Le commissaire du gouvernement n'a pas déposé ou adressé de conclusions.

PRÉTENTIONS ET MOYENS DES PARTIES

Les consorts [M] font valoir que':

-Concernant la critique du jugement entrepris';

-Premièrement, si la SEMISO a implicitement acquiescé au fait qu'une réinstallation ne serait pas possible, elle a en revanche sans cesse contesté devant le juge de l'expropriation de Bobigny le droit des consorts [M] d'être indemnisés'; spécifiquement, elle a tenté d'exploiter outrageusement une simple coquille relevée dans l'un des baux passés avec le locataire, soit le bail conclu le 11 janvier 2010 entre la SCI Le Périph de Saint-Ouen et Monsieur [L] [Y] [M] (ce bail avait malencontreusement visé un « usage exclusif de tout ce qui concerne l'automobile, cycles et poids lourds, qui est la profession du preneur '')'; de manière plus globale, les appelants regrettent l'attitude de la SEMISO, ayant objectivement fait preuve d'une mauvaise foi pénalisante pour une discussion contradictoire constructive'; l'autorité expropriante s'est contentée de contester les demandes des expropriés et les propositions du commissaire du gouvernement, sans soumettre au juge de l'expropriation de Bobigny un calcul pour fixer l'indemnité d'éviction commerciale';

- Secondement, les modalités de gestion du fonds de commerce ont une incidence importante dans le dossier s'agissant de la détermination de l'indemnité'; pour rappel, l'ordonnance d'expropriation a été rendue le 11 mars 2014, soit à une date où Monsieur [L] [Y] [M] gérait encore personnellement son commerce.

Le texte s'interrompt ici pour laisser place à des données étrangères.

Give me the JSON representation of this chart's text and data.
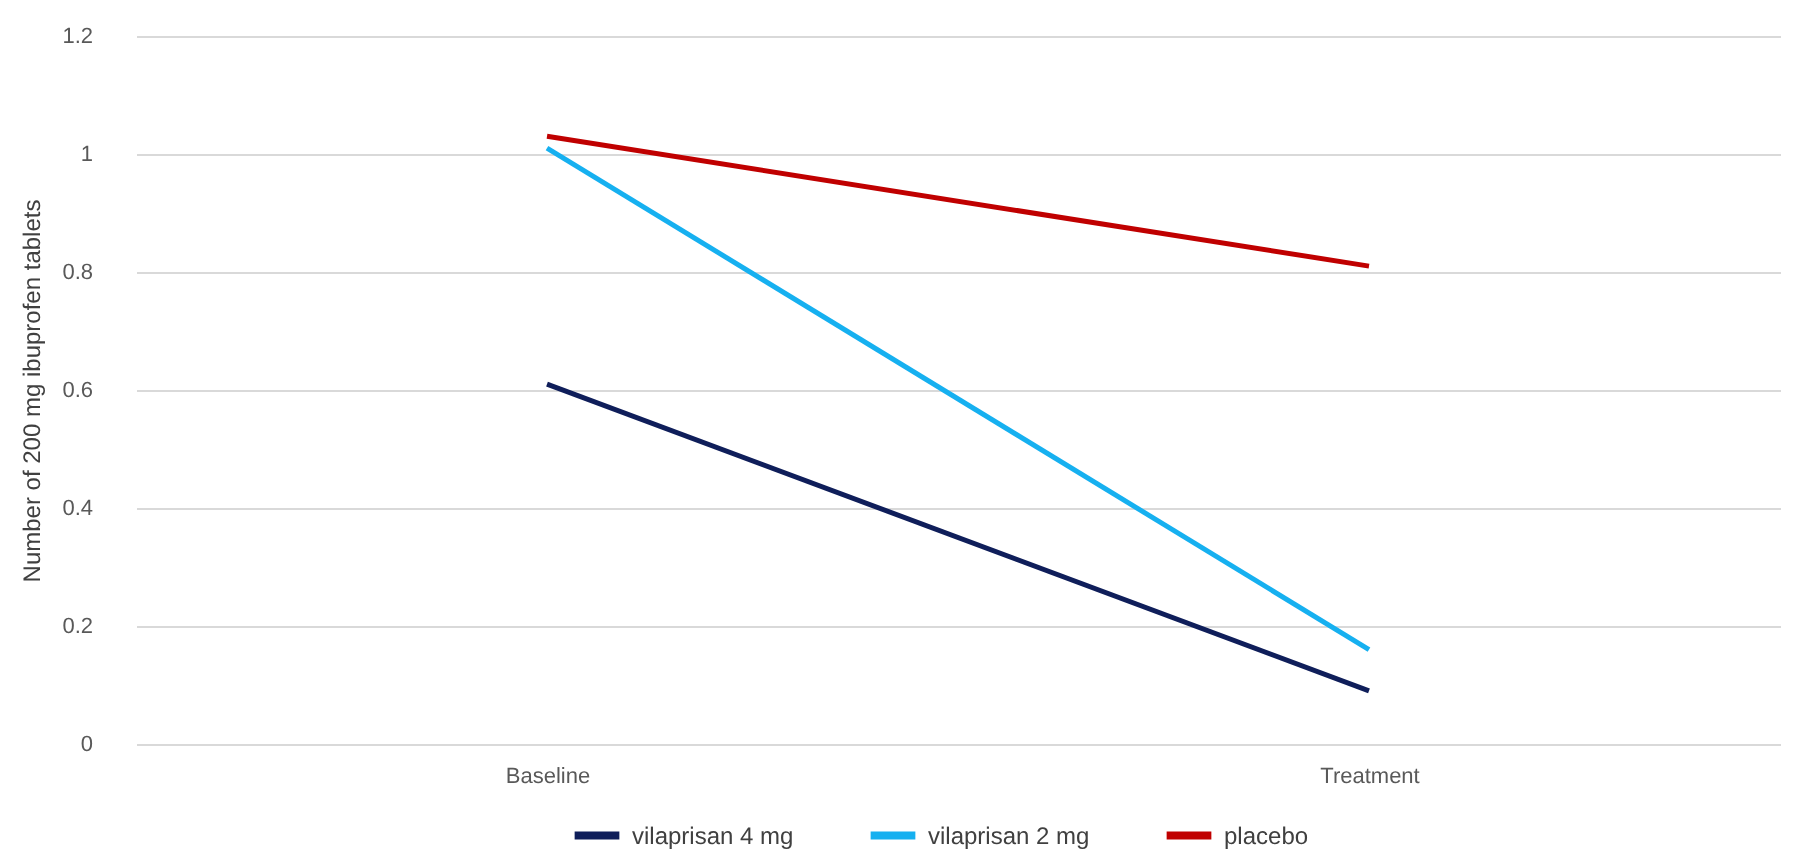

Mais il a été contraint de le mettre en location gérance en raison de ses soucis de santé et ce, au mois de juin 2016. Ainsi, au moment où la SEMISO a notifié son offre d'indemnisation au mois d'octobre 2018, ou plutôt son absence d'offre, le fonds de commerce était géré par un locataire-gérant, or l'indemnité d'éviction due par l'autorité expropriante revient au propriétaire du fonds de commerce et non au locataire-gérant puisque le fonds n'appartient qu'au propriétaire (Cour Cass., civ 3ème, 25 janvier 1983, pourvoi n°81-13588)'; d'autres étayent implicitement cette position (Cour Cass., civ 3e 15 janvier 2017, pourvoi n°16- 12944). Ces développements préalables expliqués, les appelants entendent critiquer le jugement du 19 novembre 2020 pour deux motifs :

- le juge de première instance a écarté les chiffres des années 2017 à 2019 au motif qu'ils n'avaient pas fait l'objet d'une déclaration fiscale (II.3.1) ;

- le coefficient retenu est de 3 (II.3.2)';

-Concernant les chiffres comptables à retenir'; ceux de l'activité de la société BRB en 2018 n'ayant pas été communiquée dans le cadre de la première instance, le comptable n'avait établi qu'une attestation (Production n°10), il n'en demeure pas moins que les chiffres sont exacts (Production n°11)'; la Cour de cassation n 'aborde nullement la question de savoir si les chiffres d'affaires avaient fait l'objet d'une déclaration auprès des services fiscaux, ce qui étaye implicitement la circonstance que la vérification n'a pas à être opérée (Cour Cass., civ 3ème 4 mars 2022, pourvoi n°19-15686)'; il n'appartient pas au juge de l'expropriation de procéder à cette vérification : le respect des obligations fiscales n'étant pas une condition pour tenir compte des résultats comptables, cette problématique revêtant un caractère distinct de celle que la juridiction de l'expropriation a à trancher'; à titre subsidiaire, les appelants versent aux débats les éléments qui auraient pu être produits si un renvoi d'audience avait été décidé et pas seulement une question posée en cours de délibéré (Production n°12)';

-Concernant les coefficient à retenir'; dans l'ouvrage de M. [T], c'est une fourchette comprise entre 2,5 à 4 fois le chiffre d'affaires moyen qui est proposée pour ce type de commerce (Traité d'évaluation des biens, M. [T], Edition Le Moniteur, 12éme édition, page 221), ce taux a récemment été confirmé par la Cour d'appel de Paris (CA Paris, 14 mars 2019, RG 18/00299)'; ils demandent la fixation du taux à 3,5.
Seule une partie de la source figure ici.